SCI and SCIF have adopted a position on this issue given the significant public interest and attention predators and their management garners. Unfortunately, much of that attention is the source of widespread misinformation about a subject of real importance to hunters and conservationists. As government bodies worldwide take an increasingly active approach to restricting hunting, it is more important than ever that we hunters convey the truth about hunting both prey and predator species.
“SCI, SCIF and those invested in the management of North America’s wildlife believe the successful recovery of predator species should be celebrated but also that these species should be managed responsibly, by states and tribes, to attain overall wildlife management and habitat protection objectives,” said SCI and SCIF CEO W. Laird Hamberlin.
SCI and SCIF fully support state management decisions that include legal, regulated hunting of predators, including the hunting of large carnivore species such as wolves, grizzly bears, black bears, mountain lions and coyotes.
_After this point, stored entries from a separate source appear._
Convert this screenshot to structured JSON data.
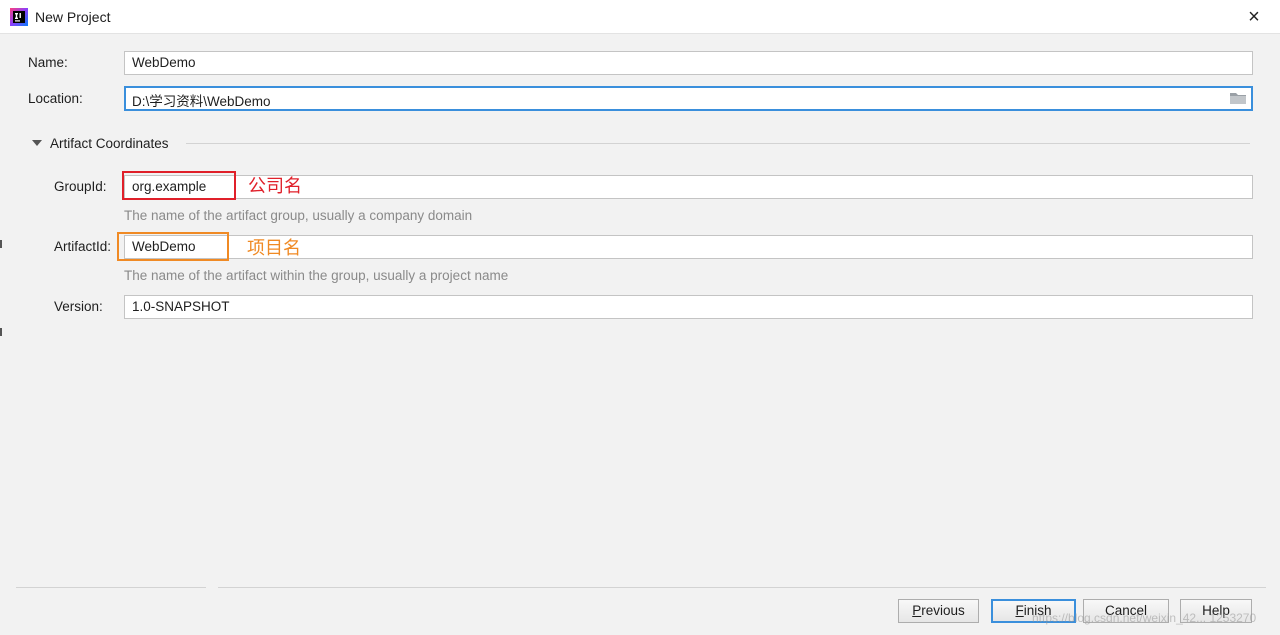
{
  "window": {
    "title": "New Project",
    "close_glyph": "×"
  },
  "form": {
    "name_label": "Name:",
    "name_value": "WebDemo",
    "location_label": "Location:",
    "location_value": "D:\\学习资料\\WebDemo"
  },
  "artifact": {
    "section_title": "Artifact Coordinates",
    "groupid_label": "GroupId:",
    "groupid_value": "org.example",
    "groupid_hint": "The name of the artifact group, usually a company domain",
    "artifactid_label": "ArtifactId:",
    "artifactid_value": "WebDemo",
    "artifactid_hint": "The name of the artifact within the group, usually a project name",
    "version_label": "Version:",
    "version_value": "1.0-SNAPSHOT"
  },
  "annotations": {
    "groupid_note": "公司名",
    "artifactid_note": "项目名",
    "groupid_color": "#e0202a",
    "artifactid_color": "#f08a24"
  },
  "buttons": {
    "previous_mnemonic": "P",
    "previous_rest": "revious",
    "finish_mnemonic": "F",
    "finish_rest": "inish",
    "cancel": "Cancel",
    "help": "Help"
  },
  "watermark": "https://blog.csdn.net/weixin_42... 1253270"
}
Hamberlin added, “SCI fully supports sustaining predator hunting as long as science-based evidence continues to reflect its efficacy and sustainability. Misguided proposals to ban predator hunting or to treat large carnivores differently than other wildlife species pose an immediate threat to the North American model of wildlife management and to the successful conservation of species that have been derived from that model for over 100 years.”
SCI and SCIF recognize that regulated predator hunting can provide a legitimate recreational opportunity while ensuring the proper management and balance of predator and prey species in individual ecosystems. Like any other species, predators are not exempt from the public trust doctrine that underlies the North American Model of Wildlife Conservation.